Am 30.04.2014 19:13, schrieb Vinzent Steinberg:
> Python does not support running threads in parallel because of the GIL.
Not quite so - there's actually threading modules in Python.
The GIL does not prevent multithreading per se, it just prevents
parallel bytecode execution. For programs like SymPy which are
bytecode-heavy, this means that you don't gain performance (but there
can be improved program structure for some kinds of tasks).
Now the GIL isn't present in all Python implementations.
ipython and parallelpython were mentioned elsewhere, and I believe that
Stackless Python doesn't have it either.
Also, Python does come with multithreading facilities in the standard
library, and I doubt that they would be there if the GIL were really the
end-all of any hope of having multithreading in Python.
> It
> can only run processes in parallel, which adds a large overhead, because
> memory cannot be shared.
Read-only data should be sharable.
Though I guess that the extremely dynamic nature of Python makes it hard
for the interpreter to identify read-only data, so everything ever
shared across threads would undergo frequent locking and unlocking
operations.
I'm only guessing here though.
> This means that all data shared between processes
> has to be serialized (usually using pickle).

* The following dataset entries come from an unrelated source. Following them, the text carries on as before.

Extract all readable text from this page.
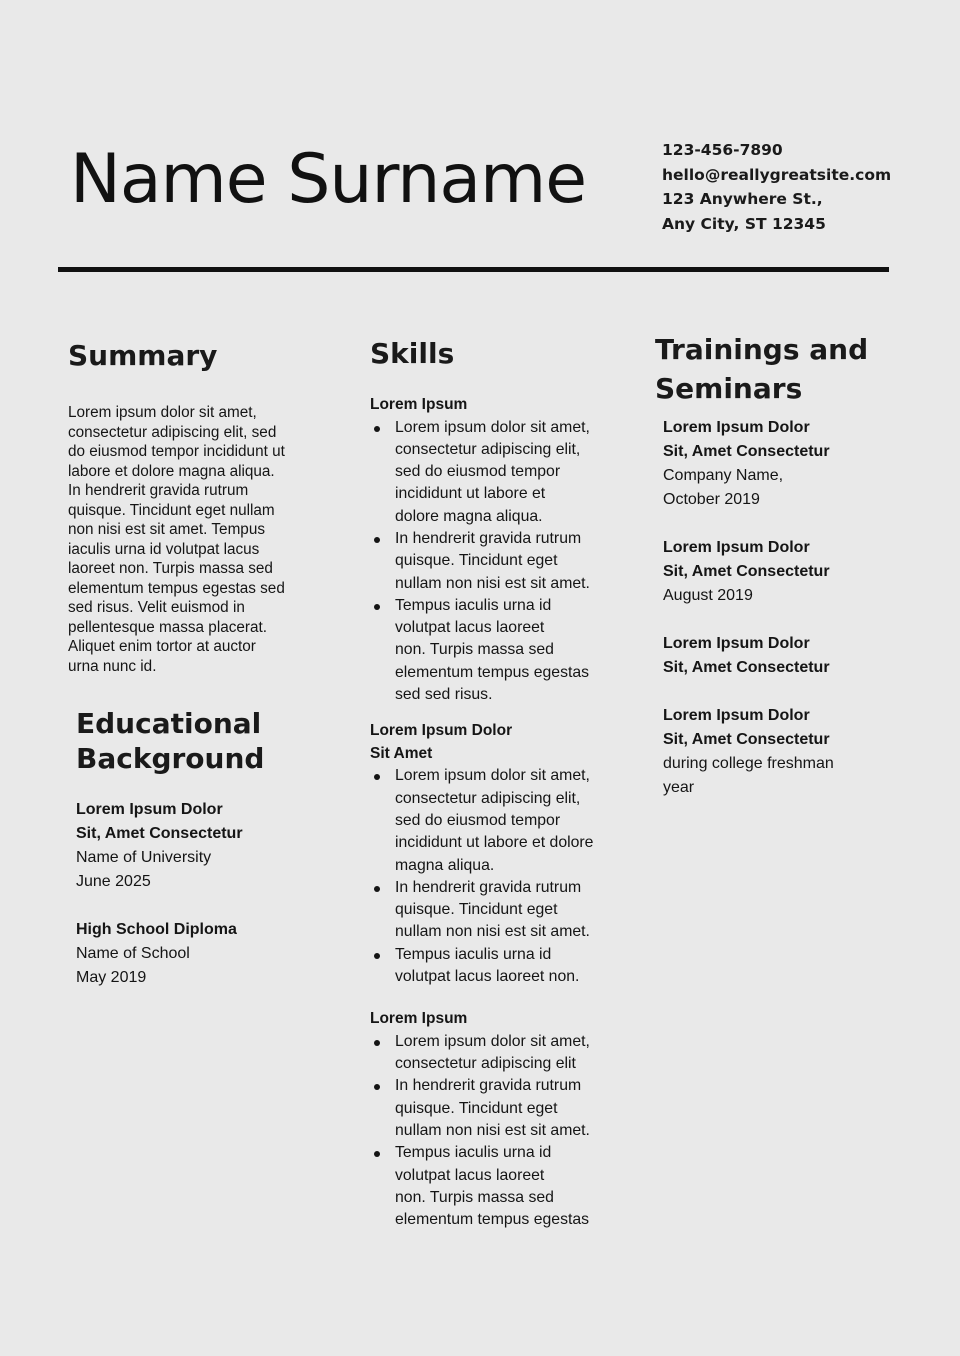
Name Surname	123-456-7890
hello@reallygreatsite.com
123 Anywhere St.,
Any City, ST 12345
Summary
Lorem ipsum dolor sit amet,
consectetur adipiscing elit, sed
do eiusmod tempor incididunt ut
labore et dolore magna aliqua.
In hendrerit gravida rutrum
quisque. Tincidunt eget nullam
non nisi est sit amet. Tempus
iaculis urna id volutpat lacus
laoreet non. Turpis massa sed
elementum tempus egestas sed
sed risus. Velit euismod in
pellentesque massa placerat.
Aliquet enim tortor at auctor
urna nunc id.
Educational
Background
Lorem Ipsum Dolor
Sit, Amet Consectetur
Name of University
June 2025
High School Diploma
Name of School
May 2019
Skills
Lorem Ipsum
Lorem ipsum dolor sit amet,
consectetur adipiscing elit,
sed do eiusmod tempor
incididunt ut labore et
dolore magna aliqua.
In hendrerit gravida rutrum
quisque. Tincidunt eget
nullam non nisi est sit amet.
Tempus iaculis urna id
volutpat lacus laoreet
non. Turpis massa sed
elementum tempus egestas
sed sed risus.
Lorem Ipsum Dolor
Sit Amet
Lorem ipsum dolor sit amet,
consectetur adipiscing elit,
sed do eiusmod tempor
incididunt ut labore et dolore
magna aliqua.
In hendrerit gravida rutrum
quisque. Tincidunt eget
nullam non nisi est sit amet.
Tempus iaculis urna id
volutpat lacus laoreet non.
Lorem Ipsum
Lorem ipsum dolor sit amet,
consectetur adipiscing elit
In hendrerit gravida rutrum
quisque. Tincidunt eget
nullam non nisi est sit amet.
Tempus iaculis urna id
volutpat lacus laoreet
non. Turpis massa sed
elementum tempus egestas
Trainings and
Seminars
Lorem Ipsum Dolor
Sit, Amet Consectetur
Company Name,
October 2019
Lorem Ipsum Dolor
Sit, Amet Consectetur
August 2019
Lorem Ipsum Dolor
Sit, Amet Consectetur
Lorem Ipsum Dolor
Sit, Amet Consectetur
during college freshman
year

For really slow algorithms that can take hours to complete (Risch etc.),
even that may pay off.
SymPy's data structures aren't very large, the pickling overhead would
be negligible for slow algorithms.
The larger problem would be to find out how reliable operation is
possible. I have little knowledge of how the various Python
implementations differ wrt. parallel execution; we might find that we
can't easily make SymPy work reliably on all relevant platforms. We
might also find that it's too much effort to get a parallel and a
sequential version of an algorithm to work equivalently, and keep them
that way while SymPy undergoes improvements and changes.